Pierce habe ihm angeboten, er könne ihm »Gitarrespielen beibringen, wie es die Bluesmusiker täten«, sagte Kid Congo Powers einmal, »dann bräuchte ich nur zu schrammeln. Ich war einverstanden.« Anfangs habe er mit seiner Gitarre »nur einen Höllenlärm« erzeugt, »bis es einigermaßen nach etwas klang«. Und tatsächlich verfeinerte der Mann seine überzeugende Spieltechnik im Lauf der Zeit. Was folgte, waren Dröhnen, Dengeln, Feedbackpfeifen und eine grundsolide Überzeugung, die über Jahre hinweg gepflegt wurde: »Wir hatten kein Interesse an der Zukunft. Wir wollten die Zukunft zerstören.«
Danach trat der ursprünglich aus Mexiko stammende schwule Punkgitarrist eine Erkundungsreise durch die düstersten Bands der 80er Jahre an: Für einige Jahre wurde er Mitglied der Sex-Trash-Rockabilly-Noise-Combo The Cramps, kehrte kurzzeitig zum Gun Club zurück, bevor er schließlich nach Westberlin ging und die zweite Hälfte der 80er Jahre mit Nick Cave und den Bad Seeds und im Umfeld der Einstürzenden Neubauten verbrachte. Nicht wenig beeindruckend angesichts seiner Musikerlaufbahn ist, dass der Mann sich noch an die 80er zu erinnern scheint bzw. noch am Leben ist. Sein einstiger Gun-Club-Kompagnon Jeffrey Lee Pierce starb 1996, mit 37 Jahren. Vor beinahe fünf Jahren starb der Sänger der Cramps, 62-jährig.
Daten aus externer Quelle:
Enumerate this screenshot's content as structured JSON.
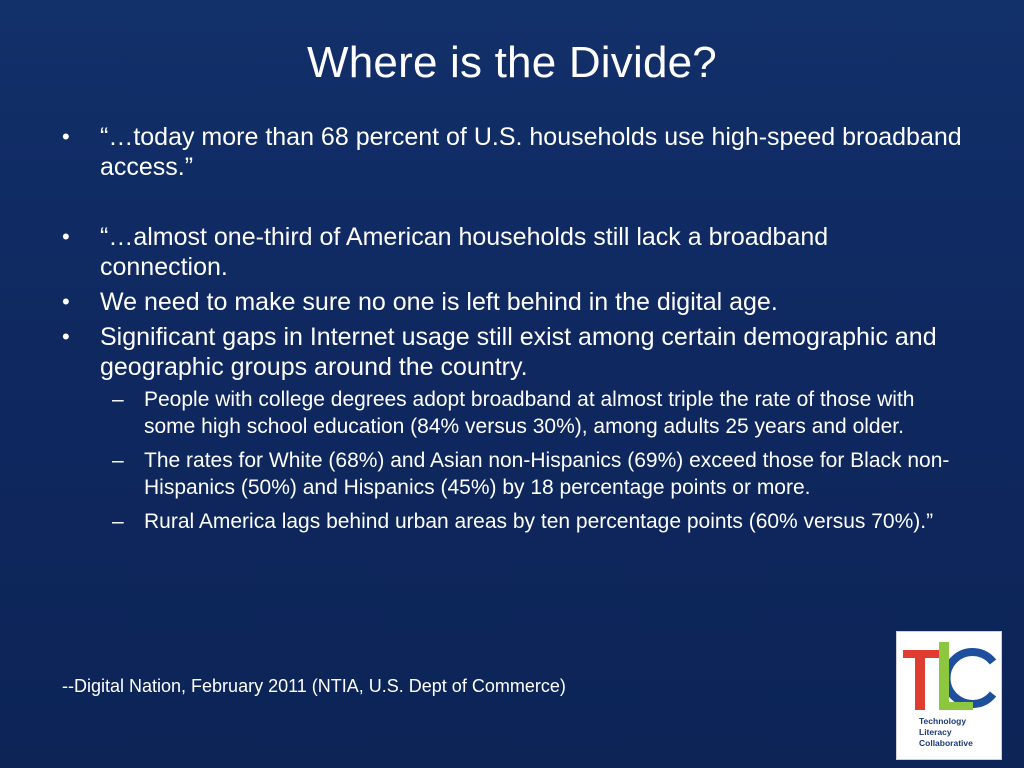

Die Formation, mit der mittlerweile auch schon 52-jährige Kid Congo Powers seit über zehn Jahren durch eher kleine Clubs tingelt, heißt The Pink Monkeybirds, »die pinkfarbenen Affenvögel«. Eine Prognose sei an dieser Stelle gewagt: Die Intensität des musikalischen Vortrags dürfte dessen Raffinesse übersteigen. Statt feinsinnigem Virtuosentum sollte man also eher einen wenig subtilen Voll-auf-die-Zwölf-Hauruck-Garagenpunk erwarten.
Kid Congo Powers & The Pink Moneybirds, am 9.12. im »Monarch«, Skalitzer Str.134, 10999 Berlin, 10 €.